The USPS has been a source of good, solid jobs that don’t require a college degree for many decades. We need more jobs like this. Jobs where workers can start at an entry level and work their way up into a solid, middle class career. Continued layoffs at the USPS are unacceptable.
Having the USPS deliver food staples and potentially even fresh fruits and vegetables would professionalize emergency food delivery. Let the pastors preach. Let the USPS deliver food to the poor!
All we have to do is start trying. There are tangible ways to help people in need in substantive ways.
Once the USPS successfully implements an emergency food assistance program for the poor. The USPS can expand into other services. For example, several countries have post office banks. This would be a simple solution to help poor, unbanked people (that are of little value to traditional banks) to have access to a bank account.
I really like that idea. There’s plenty of potential in our existing (and sometimes dying) infrastructure that can be refashioned to combat our current problems.
Umm…churches have food pantries because the Bible calls on Believers to help those in need.
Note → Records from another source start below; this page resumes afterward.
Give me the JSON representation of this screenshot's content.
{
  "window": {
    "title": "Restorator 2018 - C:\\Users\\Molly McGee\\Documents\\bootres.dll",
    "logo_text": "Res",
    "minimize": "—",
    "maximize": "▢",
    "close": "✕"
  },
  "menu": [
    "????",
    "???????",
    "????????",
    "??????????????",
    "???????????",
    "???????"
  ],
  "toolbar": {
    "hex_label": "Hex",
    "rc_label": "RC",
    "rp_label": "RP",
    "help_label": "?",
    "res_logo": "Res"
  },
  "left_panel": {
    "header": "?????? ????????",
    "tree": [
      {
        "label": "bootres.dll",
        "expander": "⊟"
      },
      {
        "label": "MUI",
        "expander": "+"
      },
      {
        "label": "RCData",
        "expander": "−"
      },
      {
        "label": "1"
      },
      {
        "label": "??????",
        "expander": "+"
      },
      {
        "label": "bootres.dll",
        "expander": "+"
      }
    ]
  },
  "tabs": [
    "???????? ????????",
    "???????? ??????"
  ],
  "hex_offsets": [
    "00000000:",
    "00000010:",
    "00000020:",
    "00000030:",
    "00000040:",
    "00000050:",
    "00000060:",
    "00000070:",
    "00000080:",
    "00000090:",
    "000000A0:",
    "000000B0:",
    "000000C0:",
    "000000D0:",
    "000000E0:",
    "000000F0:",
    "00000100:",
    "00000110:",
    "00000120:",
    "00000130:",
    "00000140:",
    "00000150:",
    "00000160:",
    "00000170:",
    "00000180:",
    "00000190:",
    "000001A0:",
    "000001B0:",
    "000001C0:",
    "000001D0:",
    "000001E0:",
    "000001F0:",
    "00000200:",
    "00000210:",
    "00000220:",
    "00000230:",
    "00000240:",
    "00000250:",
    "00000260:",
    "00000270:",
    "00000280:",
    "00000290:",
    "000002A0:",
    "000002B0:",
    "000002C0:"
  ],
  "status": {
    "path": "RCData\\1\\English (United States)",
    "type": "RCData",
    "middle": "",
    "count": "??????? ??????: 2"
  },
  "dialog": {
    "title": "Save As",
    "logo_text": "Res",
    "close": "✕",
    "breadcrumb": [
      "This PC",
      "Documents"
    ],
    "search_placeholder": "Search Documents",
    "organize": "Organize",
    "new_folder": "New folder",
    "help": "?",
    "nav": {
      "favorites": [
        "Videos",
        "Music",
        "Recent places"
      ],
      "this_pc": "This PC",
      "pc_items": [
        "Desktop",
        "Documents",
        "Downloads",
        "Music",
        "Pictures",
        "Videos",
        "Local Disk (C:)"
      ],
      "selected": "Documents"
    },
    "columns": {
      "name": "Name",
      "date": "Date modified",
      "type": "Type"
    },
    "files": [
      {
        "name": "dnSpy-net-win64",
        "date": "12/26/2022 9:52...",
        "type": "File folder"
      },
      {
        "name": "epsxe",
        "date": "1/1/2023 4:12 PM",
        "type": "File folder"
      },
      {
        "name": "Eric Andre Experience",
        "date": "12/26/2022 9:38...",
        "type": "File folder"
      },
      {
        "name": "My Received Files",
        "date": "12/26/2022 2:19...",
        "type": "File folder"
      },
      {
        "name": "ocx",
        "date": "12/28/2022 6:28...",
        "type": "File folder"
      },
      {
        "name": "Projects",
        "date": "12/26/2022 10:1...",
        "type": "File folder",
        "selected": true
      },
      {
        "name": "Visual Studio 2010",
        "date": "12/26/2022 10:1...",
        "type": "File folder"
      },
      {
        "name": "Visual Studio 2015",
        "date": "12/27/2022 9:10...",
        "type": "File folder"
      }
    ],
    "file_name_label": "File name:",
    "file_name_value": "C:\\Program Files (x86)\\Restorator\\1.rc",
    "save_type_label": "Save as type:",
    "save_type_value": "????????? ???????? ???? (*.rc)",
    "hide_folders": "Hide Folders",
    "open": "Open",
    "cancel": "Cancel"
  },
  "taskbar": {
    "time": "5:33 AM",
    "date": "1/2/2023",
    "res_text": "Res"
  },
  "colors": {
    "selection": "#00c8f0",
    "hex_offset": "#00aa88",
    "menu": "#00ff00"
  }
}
So rest assured that in times of trouble ANYONE can turn to the House of the Lord. And you’re giving the government way too much credit with this idea…..I belive it would put extra strain on a social welfare system that is already run inefficiently.
This helps some people but not the home bound mother of three who is facing the Greensboro Transit Authority rule limiting her to carrying 3 bags onto the bus who is already lugging diaper bags and bottles everywhere she goes. And now she is still forced to ride the bus to get groceries? Get real.
The only real solution to food deserts is to put food in food deserts. Period, end of sentence.